Sie waren in die große Parkallee eingeritten. Aus dem hellerleuchteten Schlosse tönte ihnen schon der Lärm der zum Abendessen versammelten Gesellschaft entgegen.

»Wie ist Ihnen zumute vor einer Schlacht?« fragte plötzlich die Gräfin.

»Da ich nicht glauben kann, daß die schöne Komtesse an meinem Mute zweifelt, so erlaube ich mir zuvor die andere Frage: wie kommen Sie gerade auf diese?«

»Bei den vielen wohlfrisierten Köpfen, die ich da oben am Fenster sehe. Ich zweifle an der Bravour keines einzigen unter ihnen. Da ich sie aber nie anders gesehen, vor und nach den Bataillen, immer in ein und derselben Stimmung, die sie Courage nennen, so zweifle ich, daß sie das besondere Gefühl kennen, welches ich mir unter dem Mut vorstelle. Den Moment, wo alle schlummernden Kräfte der Seele geweckt und zur Empfindung werden, wo das Leben schwimmt in seiner höchsten Lust und seinem höchsten Schmerz, ein Segel auf sturmbewegtem Meere, ein Druck des Fingers, der Blitz der Lunte über Sein und Vergehen entscheidet. Es muß ein göttlicher Rausch sein, so aus dem Alltagsleben entrückt werden.«

»Das sind nicht die Soldaten, mit denen Friedrich seine Schlachten gewinnt.«

»Ich glaube es Ihnen; ich würde auch schlecht unter Friedrichs Fahnen taugen.«

»Subordination, Kaltblütigkeit, Ausdauer! sind die Losungsworte.«

»Und wo bleibt der Mann?«

»Er ist das Glied zum Haupte. Der eine Kopf vertritt ihn.«

»Und die armen anderen –«

»Können sich unter die Husaren retten, wo noch einige Verwandtschaft vom Rittertum blieb.«

»Es ist eine Ungerechtigkeit, daß nur einer denken, einer fühlen soll,« fuhr die Gräfin nach einer Weile wärmer fort. »Wer nun auch denkt, auch fühlt! Wer richtiger dächte, wahrer fühlte, und das kalte Wort Subordination erstickt den frischen Lebenshauch.«

»Sie predigen Rebellion, Komtesse. – Doch glauben Sie mir, es lohnt sich nicht, eine Republik in die Welt einzuführen. Nicht im Norden, nicht im Süden. Ich sah die Perücken in Venedig und Genua; sie pudern sie hier und dort mit gleich viel Mehlstaub, ohne daß ihr Kopf darum weiser und größer wird.«

»Sie mögen recht haben,« sagte die Gräfin. »Ich fragte Sie vorhin, mit welchen Gefühlen Sie in die Schlacht gehen?«

»Die Lust zum Sterben hab' ich noch nicht empfunden. Dazu muß man nach meiner Meinung an der Ehre gekränkt, übersättigt sein, oder – unglücklich lieben.«

»Unglückliche Liebe macht gute Soldaten. Die Fürsten sollten das wissen!«

»Ich glaube, ein glücklich Liebender ist doch ein besserer Soldat,« entgegnete er.

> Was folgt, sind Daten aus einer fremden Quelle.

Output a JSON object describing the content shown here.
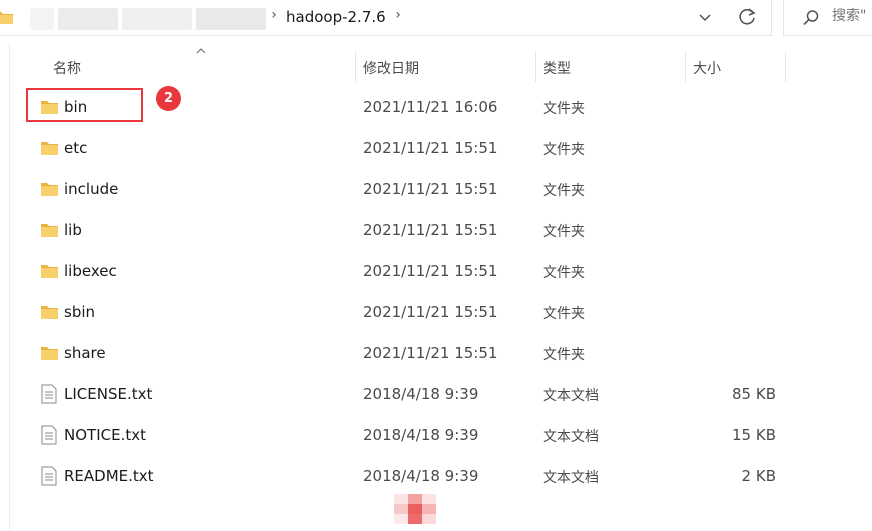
{
  "address_bar": {
    "path_current": "hadoop-2.7.6",
    "dropdown_glyph": "∨",
    "refresh_icon": "refresh-icon"
  },
  "search": {
    "placeholder": "搜索\""
  },
  "columns": {
    "name": "名称",
    "date": "修改日期",
    "type": "类型",
    "size": "大小"
  },
  "files": [
    {
      "name": "bin",
      "date": "2021/11/21 16:06",
      "type": "文件夹",
      "size": "",
      "icon": "folder-icon"
    },
    {
      "name": "etc",
      "date": "2021/11/21 15:51",
      "type": "文件夹",
      "size": "",
      "icon": "folder-icon"
    },
    {
      "name": "include",
      "date": "2021/11/21 15:51",
      "type": "文件夹",
      "size": "",
      "icon": "folder-icon"
    },
    {
      "name": "lib",
      "date": "2021/11/21 15:51",
      "type": "文件夹",
      "size": "",
      "icon": "folder-icon"
    },
    {
      "name": "libexec",
      "date": "2021/11/21 15:51",
      "type": "文件夹",
      "size": "",
      "icon": "folder-icon"
    },
    {
      "name": "sbin",
      "date": "2021/11/21 15:51",
      "type": "文件夹",
      "size": "",
      "icon": "folder-icon"
    },
    {
      "name": "share",
      "date": "2021/11/21 15:51",
      "type": "文件夹",
      "size": "",
      "icon": "folder-icon"
    },
    {
      "name": "LICENSE.txt",
      "date": "2018/4/18 9:39",
      "type": "文本文档",
      "size": "85 KB",
      "icon": "text-file-icon"
    },
    {
      "name": "NOTICE.txt",
      "date": "2018/4/18 9:39",
      "type": "文本文档",
      "size": "15 KB",
      "icon": "text-file-icon"
    },
    {
      "name": "README.txt",
      "date": "2018/4/18 9:39",
      "type": "文本文档",
      "size": "2 KB",
      "icon": "text-file-icon"
    }
  ],
  "annotation": {
    "step_number": "2",
    "color": "#e8383d"
  },
  "colors": {
    "folder_body": "#f8d06b",
    "folder_tab": "#e8b33e",
    "accent_red": "#e8383d"
  }
}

»Unter welcher Fahne dienen Sie?«

»Die Glücklichen sind stets die Minderzahl. Die beneidenswerten Plätze sind immer besetzt, und wir andern warten zwischen Hoffnung und Pein, bis ein Vordermann fällt.«

»Sie dienen also auf Avancement,« entfuhr es schalkhaft ihren Lippen.

Sie waren ans Hoftor gekommen. Die Gräfin ritt etwas vor. »Ich wünsche, daß Sie bald zur Schwadron kommen,« sie nickte dem jungen Offizier zu, was einen gnädigen Abschied, und daß er zurückbleiben solle, bedeuten mochte, gab ihrem Pferde einen Gertenschlag und sprengte in den Hof. Dort war indessen kein Domestik zu sehen. Sie ritt noch ungeduldig auf dem Pflaster umher, als der Begleiter, so langsam er sich auch gezwungen ihr zu folgen, durch das Tor kam. Doch hatte man sie jetzt in den oberen Zimmern bemerkt und Offiziere stürzten die Treppe herunter. Im Augenblick wandte sie ihr Roß zum vorigen Begleiter. Er war wie der Blitz aus dem Sattel, half der Gräfin aus dem Steigbügel und wollte sich ehrerbietigst beurlauben, indem er beide Pferde am Zügel faßte.

»Das Geschäft können Sie dem Stallknecht überlassen,« sagte sie.

Ein Stallknecht war herangestürzt und empfing die Zügel.

»Ich empfehle mich zu Gnaden,« sagte Stephan, als wollte er den Wink nicht verstehen und verbeugte sich vor der Gräfin, während einige jüngere Offiziere, unter ihnen der Rittmeister, heran eilten, die Heimkehrende zu empfangen.

»Sie eilen fort?«

»Den Glücklicheren Platz zu machen,« sagte er leise.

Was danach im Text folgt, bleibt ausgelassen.